He tries to reason with her and fix the problem-which--no matter what it is, is not fixable. EVER.
He 'fights' with her all the time and since I will no longer go with him b/c she then she turns all the anger towards ME and trust me, I have done NOTHING to this woman but kowtow to her for 45 years. He LIKED having me as a 'buffer' and didn't care that I'd been offended or downright verbally abused.
I wish I could attest this behavior to dementia, but it's just her. She's definitely less 'social' than she was (COVID scared her half to death and she never left her house after her vaccine)...but she is content to be in her home, alone and never have visitors.
I think, though, that the list that was posted might really help DH in trying to talk 'sense' into his mom. It's pointless. You just have to agree with her all the time and then she's fine. Well, as 'fine' as she can be. I have not spoken to nor seen her in 2 years and have no plans to do so. Dh sees her about every 6-8 weeks for as short a visit as he can get away with.
Sometimes he comes home and lays on the bed with a pillow over his head for a few hours until he can calm down.
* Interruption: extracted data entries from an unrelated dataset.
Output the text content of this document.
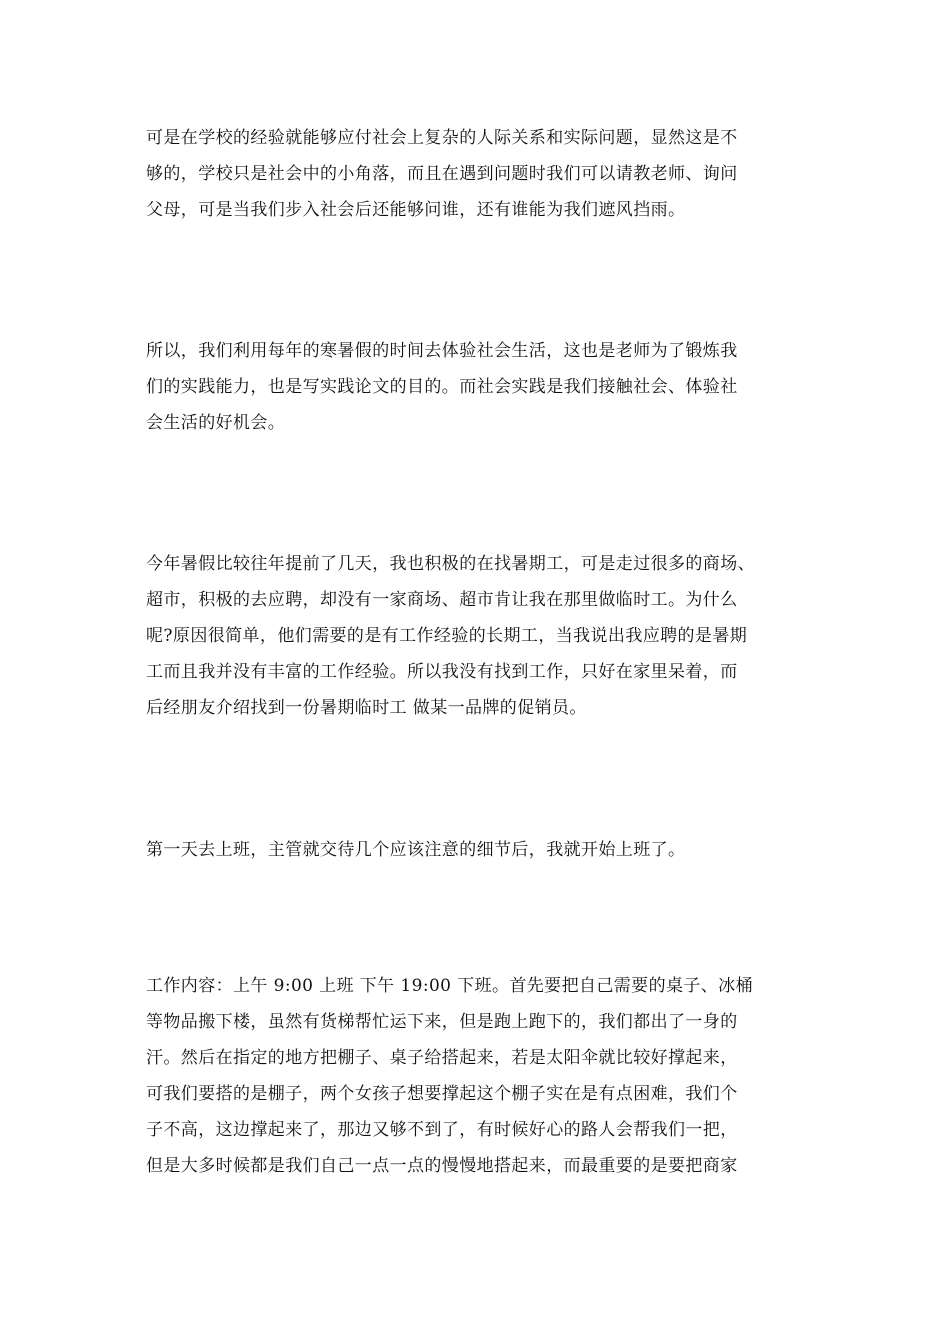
可是在学校的经验就能够应付社会上复杂的人际关系和实际问题，显然这是不
够的，学校只是社会中的小角落，而且在遇到问题时我们可以请教老师、询问
父母，可是当我们步入社会后还能够问谁，还有谁能为我们遮风挡雨。
所以，我们利用每年的寒暑假的时间去体验社会生活，这也是老师为了锻炼我
们的实践能力，也是写实践论文的目的。而社会实践是我们接触社会、体验社
会生活的好机会。
今年暑假比较往年提前了几天，我也积极的在找暑期工，可是走过很多的商场、
超市，积极的去应聘，却没有一家商场、超市肯让我在那里做临时工。为什么
呢?原因很简单，他们需要的是有工作经验的长期工，当我说出我应聘的是暑期
工而且我并没有丰富的工作经验。所以我没有找到工作，只好在家里呆着，而
后经朋友介绍找到一份暑期临时工 做某一品牌的促销员。
第一天去上班，主管就交待几个应该注意的细节后，我就开始上班了。
工作内容：上午 9:00 上班 下午 19:00 下班。首先要把自己需要的桌子、冰桶
等物品搬下楼，虽然有货梯帮忙运下来，但是跑上跑下的，我们都出了一身的
汗。然后在指定的地方把棚子、桌子给搭起来，若是太阳伞就比较好撑起来，
可我们要搭的是棚子，两个女孩子想要撑起这个棚子实在是有点困难，我们个
子不高，这边撑起来了，那边又够不到了，有时候好心的路人会帮我们一把，
但是大多时候都是我们自己一点一点的慢慢地搭起来，而最重要的是要把商家
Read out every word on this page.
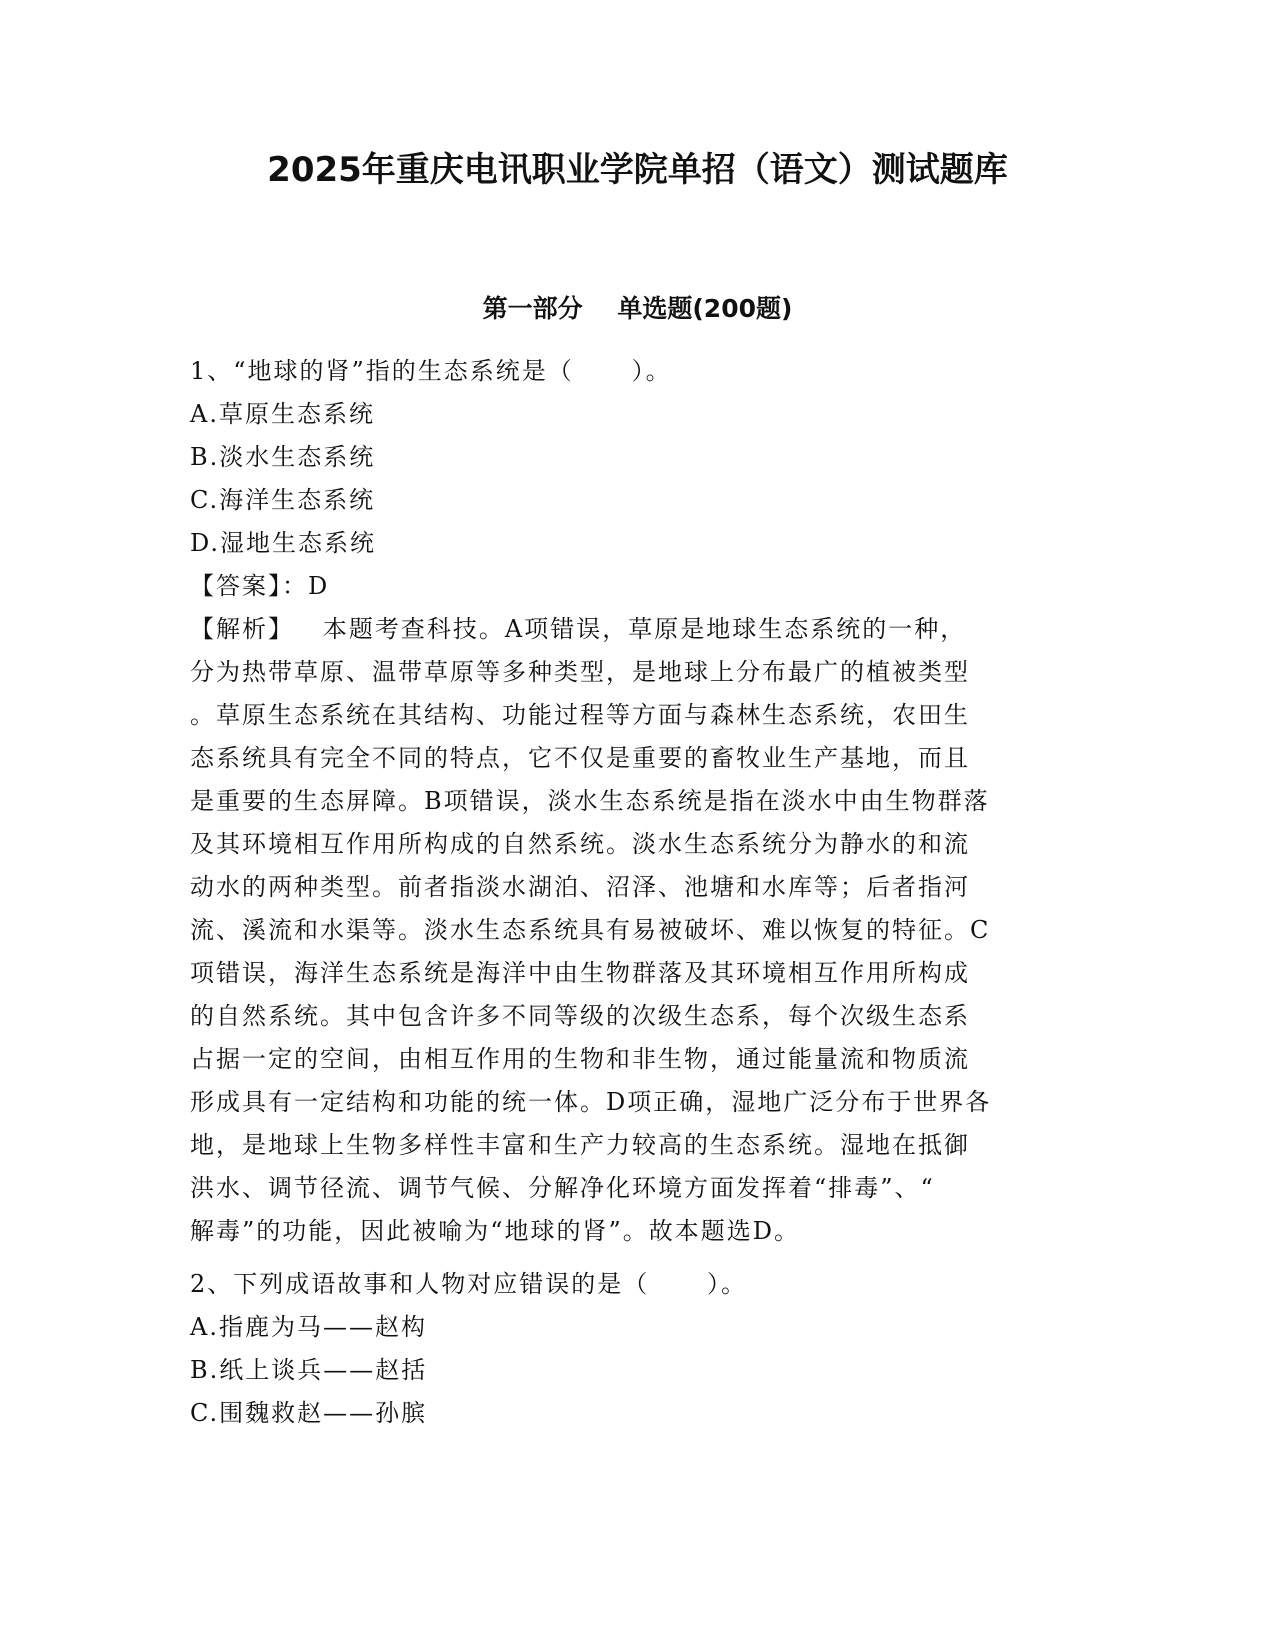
2025年重庆电讯职业学院单招（语文）测试题库
第一部分    单选题(200题)
1、“地球的肾”指的生态系统是（      ）。
A.草原生态系统
B.淡水生态系统
C.海洋生态系统
D.湿地生态系统
【答案】：D
【解析】   本题考查科技。A项错误，草原是地球生态系统的一种，
分为热带草原、温带草原等多种类型，是地球上分布最广的植被类型
。草原生态系统在其结构、功能过程等方面与森林生态系统，农田生
态系统具有完全不同的特点，它不仅是重要的畜牧业生产基地，而且
是重要的生态屏障。B项错误，淡水生态系统是指在淡水中由生物群落
及其环境相互作用所构成的自然系统。淡水生态系统分为静水的和流
动水的两种类型。前者指淡水湖泊、沼泽、池塘和水库等；后者指河
流、溪流和水渠等。淡水生态系统具有易被破坏、难以恢复的特征。C
项错误，海洋生态系统是海洋中由生物群落及其环境相互作用所构成
的自然系统。其中包含许多不同等级的次级生态系，每个次级生态系
占据一定的空间，由相互作用的生物和非生物，通过能量流和物质流
形成具有一定结构和功能的统一体。D项正确，湿地广泛分布于世界各
地，是地球上生物多样性丰富和生产力较高的生态系统。湿地在抵御
洪水、调节径流、调节气候、分解净化环境方面发挥着“排毒”、“
解毒”的功能，因此被喻为“地球的肾”。故本题选D。
2、下列成语故事和人物对应错误的是（      ）。
A.指鹿为马——赵构
B.纸上谈兵——赵括
C.围魏救赵——孙膑
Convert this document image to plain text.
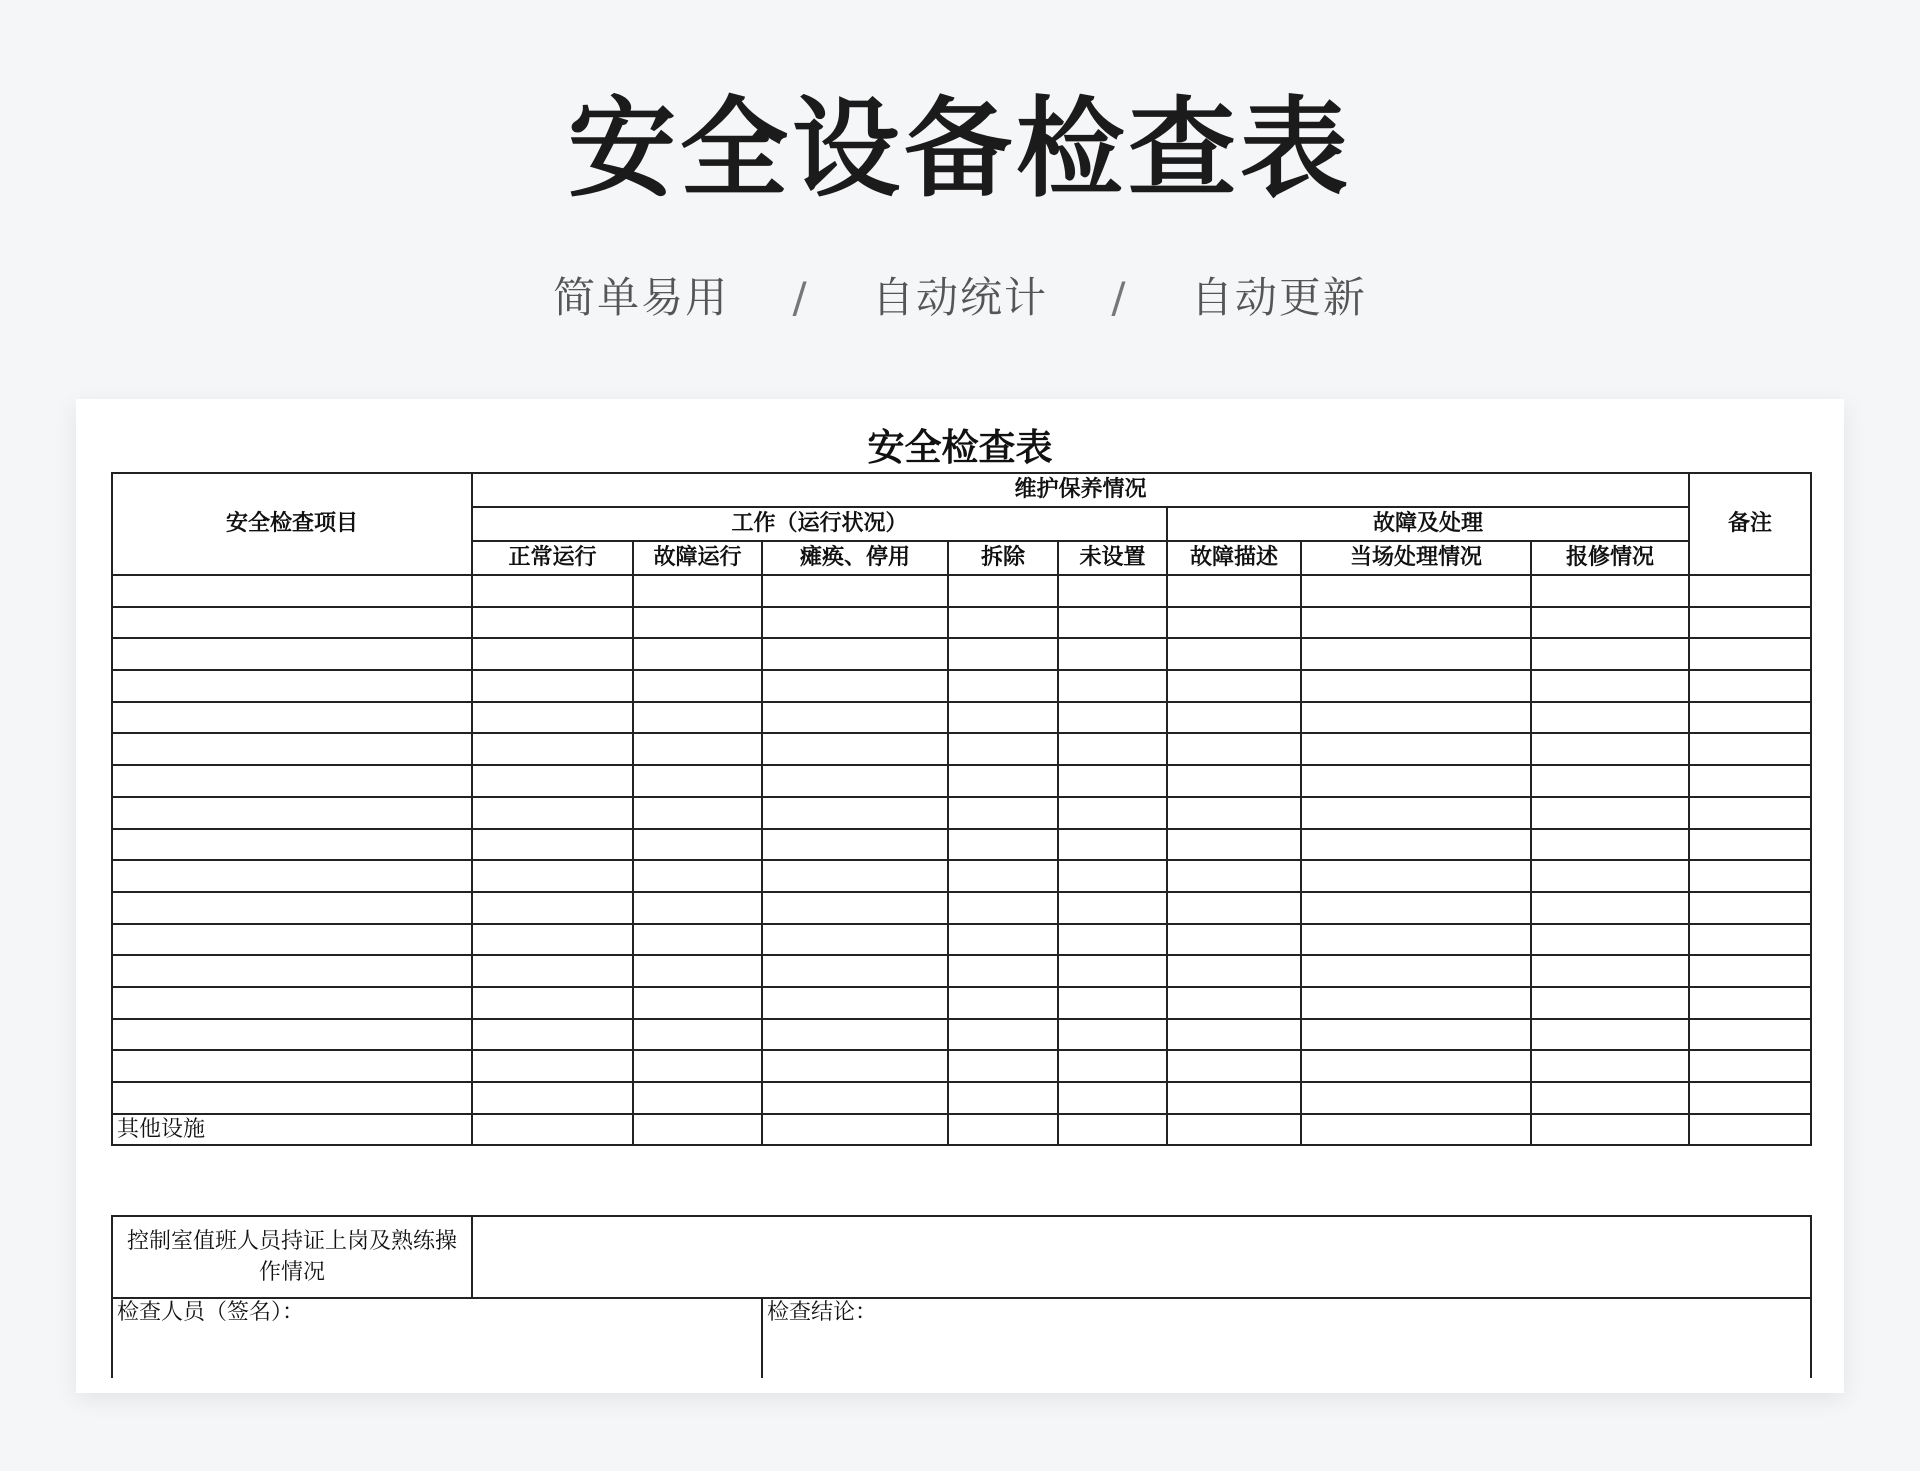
安全设备检查表
简单易用 / 自动统计 / 自动更新
安全检查表
安全检查项目	维护保养情况								备注
	工作（运行状况）					故障及处理			
	正常运行	故障运行	瘫痪、停用	拆除	未设置	故障描述	当场处理情况	报修情况	

其他设施									
控制室值班人员持证上岗及熟练操作情况		
检查人员（签名）：		检查结论：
IMO, someone suffering from any type of Dementia should be seeing a Neurologist. A PCP knows a little about everything and a lot about nothing. Meaning he should not be determining what meds Mom should receive or what type of Dementia she may have. The Neurologist can determine what type of Dementia Mom may have which is important in knowing what type of meds will work.
In my mother's case, the Neurologist did NOTHING for her, had no useful advice to impart, and no medication changes recommended from what her PCP had prescribed. There is no 'one size fits all' across the board recommendation for all elders when it comes to doctors JoAnn, nor is it always important to determine 'what kind of dementia' an elder has. If/when the symptoms can be kept under control, THAT is the true goal.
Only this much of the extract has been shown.